Age-specific effects of ozone on pneumonia in Korean children and adolescents: A nationwide time-series study
Research output: Contribution to journal › Journal article › peer-review
Final published version, 353 KB, PDF document
Objectives: To estimate the age-specific effects of 8-hour maximum ozone levels on pneumonia in children and adolescents.
Methods: We performed quasi-Poisson regression analyses at 0-4, 5-9, 10-14, and 15-19 years of age using nationwide time-series data from the Republic of Korea (2011-2015). We constructed distributed lag linear models employing a generalized difference-in-differences method and controlling for other air pollutants.

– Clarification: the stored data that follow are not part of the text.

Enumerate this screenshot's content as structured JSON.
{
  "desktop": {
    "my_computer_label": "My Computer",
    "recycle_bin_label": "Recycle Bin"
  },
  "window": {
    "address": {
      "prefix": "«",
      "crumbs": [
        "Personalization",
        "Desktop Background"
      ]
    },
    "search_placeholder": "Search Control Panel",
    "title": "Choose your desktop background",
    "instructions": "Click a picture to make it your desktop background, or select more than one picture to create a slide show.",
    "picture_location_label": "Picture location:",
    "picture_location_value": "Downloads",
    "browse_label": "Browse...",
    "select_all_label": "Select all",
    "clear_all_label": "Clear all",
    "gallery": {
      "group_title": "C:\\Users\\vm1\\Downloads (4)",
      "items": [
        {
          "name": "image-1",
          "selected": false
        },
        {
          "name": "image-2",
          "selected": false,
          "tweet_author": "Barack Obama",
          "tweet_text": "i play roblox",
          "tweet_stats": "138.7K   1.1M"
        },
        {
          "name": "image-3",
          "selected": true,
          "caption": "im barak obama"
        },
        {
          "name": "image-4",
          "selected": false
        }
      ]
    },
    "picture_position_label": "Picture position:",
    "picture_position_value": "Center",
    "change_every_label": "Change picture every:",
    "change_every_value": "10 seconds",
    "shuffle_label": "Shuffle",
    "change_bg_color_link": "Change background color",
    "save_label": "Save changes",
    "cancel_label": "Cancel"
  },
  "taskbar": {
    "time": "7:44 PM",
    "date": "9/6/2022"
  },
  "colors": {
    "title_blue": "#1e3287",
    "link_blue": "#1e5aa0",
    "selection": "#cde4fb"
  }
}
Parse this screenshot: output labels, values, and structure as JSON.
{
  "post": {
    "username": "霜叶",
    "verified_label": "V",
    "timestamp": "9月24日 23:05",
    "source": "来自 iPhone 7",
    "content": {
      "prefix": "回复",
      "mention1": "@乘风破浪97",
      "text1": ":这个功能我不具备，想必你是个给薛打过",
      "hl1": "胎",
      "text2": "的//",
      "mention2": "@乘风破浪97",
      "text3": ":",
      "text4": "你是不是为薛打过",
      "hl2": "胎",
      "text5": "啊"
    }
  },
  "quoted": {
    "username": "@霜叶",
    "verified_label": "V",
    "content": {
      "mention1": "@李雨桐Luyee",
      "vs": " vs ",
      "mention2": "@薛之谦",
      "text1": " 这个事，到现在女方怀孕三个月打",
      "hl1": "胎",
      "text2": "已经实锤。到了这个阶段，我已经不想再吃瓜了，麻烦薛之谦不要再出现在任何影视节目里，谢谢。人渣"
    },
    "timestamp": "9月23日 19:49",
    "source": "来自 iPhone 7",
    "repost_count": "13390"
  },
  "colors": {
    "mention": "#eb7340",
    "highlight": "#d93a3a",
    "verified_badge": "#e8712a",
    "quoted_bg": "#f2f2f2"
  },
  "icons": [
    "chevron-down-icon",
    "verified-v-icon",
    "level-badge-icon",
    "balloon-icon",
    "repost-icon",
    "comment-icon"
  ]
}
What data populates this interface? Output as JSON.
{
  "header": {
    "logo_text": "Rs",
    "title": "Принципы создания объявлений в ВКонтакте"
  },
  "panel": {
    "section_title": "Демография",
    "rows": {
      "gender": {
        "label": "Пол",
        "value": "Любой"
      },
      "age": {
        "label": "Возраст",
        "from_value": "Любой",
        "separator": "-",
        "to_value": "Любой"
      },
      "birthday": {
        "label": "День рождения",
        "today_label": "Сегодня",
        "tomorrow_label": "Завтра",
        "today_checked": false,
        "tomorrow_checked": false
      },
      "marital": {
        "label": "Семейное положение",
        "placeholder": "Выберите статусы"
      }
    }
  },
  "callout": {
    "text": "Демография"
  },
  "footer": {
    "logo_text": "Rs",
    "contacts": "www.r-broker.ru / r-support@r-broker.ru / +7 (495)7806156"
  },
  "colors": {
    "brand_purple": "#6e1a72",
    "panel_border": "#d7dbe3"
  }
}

Results: A 10.0-ppb increase in 8-hour maximum ozone levels was associated with a higher risk of hospital admissions due to pneumonia at 0-4 (relative risk [RR] = 1.02, 95% confidence interval [CI]: 1.01, 1.03) and 5-9 years of age (RR = 1.06, 95% CI: 1.04, 1.08) but not at 10-14 (RR = 1.01, 95% CI: 0.98, 1.04) or 15-19 years of age (RR = 1.01, 95% CI: 0.97, 1.06). The association between ozone and hospital admissions due to pneumonia was stronger was stronger in cool seasons (from November to April) than in warm seasons (from May to October) but was similar between boys and girls.
Conclusion: Short-term exposure to ozone was associated with a higher risk of pneumonia at 0-4 and 5-9 years of age but not at 10-14 or 15-19 years of age. Our findings can help identify vulnerable periods, determine the target populations for public health interventions, and establish air pollution standards.